Vaksinasi, Mudik, dan Wisata

Hnews.id | Sudah 1 tahun lebih Pandemi Covid-19 masih melanda dunia. Terhitung sejak 2 maret 2020 menjadi titik awal Indonesia mulai terjamah Covid-19. Anniversary ke 1 tahun di Indonesia ini menambah carut marut permasalahan yang sering terjadi, mulai dari kebijakan, sosialisasi, dan penerapannya ke masyarakat. Yang terbaru adalah pelaksanaan WFH yang mulai berangsur dikembalikan seperti semula, Vaksinasi yang mulai dilakukan secara berkala dengan dibagi beberapa gelombang menyesuaikan sasaran pada orang yang diprioritaskan, pelarangan mudik yang diterapkan dalam rangka pencegahan terbentuknya klaster penyebaran baru, dan pembukaan ruang wisata masyarakat dalam menekan laju mudik.
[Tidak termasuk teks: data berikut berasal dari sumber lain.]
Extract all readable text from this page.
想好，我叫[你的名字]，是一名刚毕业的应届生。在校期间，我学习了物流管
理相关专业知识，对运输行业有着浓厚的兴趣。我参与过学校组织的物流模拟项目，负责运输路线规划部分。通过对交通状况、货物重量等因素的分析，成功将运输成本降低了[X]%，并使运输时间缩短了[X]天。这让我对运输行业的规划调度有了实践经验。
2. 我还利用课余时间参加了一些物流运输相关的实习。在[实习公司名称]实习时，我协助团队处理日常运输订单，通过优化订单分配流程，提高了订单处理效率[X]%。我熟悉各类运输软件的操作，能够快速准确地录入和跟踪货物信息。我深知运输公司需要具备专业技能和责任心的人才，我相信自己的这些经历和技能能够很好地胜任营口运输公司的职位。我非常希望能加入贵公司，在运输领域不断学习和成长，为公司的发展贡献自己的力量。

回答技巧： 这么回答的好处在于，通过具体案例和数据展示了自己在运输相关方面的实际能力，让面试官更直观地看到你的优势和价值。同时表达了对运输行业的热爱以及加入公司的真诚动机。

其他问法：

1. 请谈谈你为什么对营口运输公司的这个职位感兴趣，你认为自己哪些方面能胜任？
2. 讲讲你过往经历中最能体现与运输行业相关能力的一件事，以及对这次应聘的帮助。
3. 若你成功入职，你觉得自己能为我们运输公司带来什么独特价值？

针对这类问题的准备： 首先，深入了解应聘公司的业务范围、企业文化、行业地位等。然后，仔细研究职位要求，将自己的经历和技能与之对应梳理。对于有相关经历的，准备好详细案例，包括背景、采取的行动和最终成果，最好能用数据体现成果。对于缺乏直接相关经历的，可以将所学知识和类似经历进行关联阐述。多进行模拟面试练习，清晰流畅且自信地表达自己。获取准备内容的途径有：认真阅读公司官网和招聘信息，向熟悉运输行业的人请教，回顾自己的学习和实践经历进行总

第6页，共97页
Seperti yang dicanangkan oleh pemerintah, vaksinasi yang dilakukan dalam rangka memberikan kekebalan tubuh bagi masyarakat dilaksanakan sejak 13 Januari 2021 yang ditandai dengan divaksinnya Presiden RI Joko Widodo, sekaligus sosialisasi kepada masyarakat dengan metode penyiaran langsung lewat TV dan media sosial. Target yang ditentukan oleh Pemerintah ini diarahkan pada 40 juta orang yang akan divaksin sebagai gelombang pertama dengan prioritas tenaga kesehatan, aparatur negara yang bertugas langsung bersama tenaga kesehatan, dan petugas pelayanan publik seperti pejabat pemerintahan. Hal ini dilakukan sebagai bentuk dukungan imunitas agar pelaksanaan pelayanan kesehatan tetap terjaga, demi menekan angka penyebaran baru Covid-19.

Untuk lebih efektifnya pelaksanaan vaksin, maka penulis berharap agar pemerintah tetap lakukan sosialisasi vaksinasi dan efeknya, termasuk target yang akan dilakukan pada pelaksanaan vaksinasi ini. Dengan demikian masyarakat tidak perlu khawatir terkait efek yang akan ditimbulkan, keterjangkauan yang disubsidi langsung oleh Pemerintah, dan juga jaminan mutu vaksin yang aman bagi masyarakat. Hal ini perlu disampaikan pemerintah, agar masyarakat mendapat informasi sejelas-jelasnya tentang vaksin, dalam rangka kepercayaan masyarakat meningkat, dan dilema masyarakat hilang.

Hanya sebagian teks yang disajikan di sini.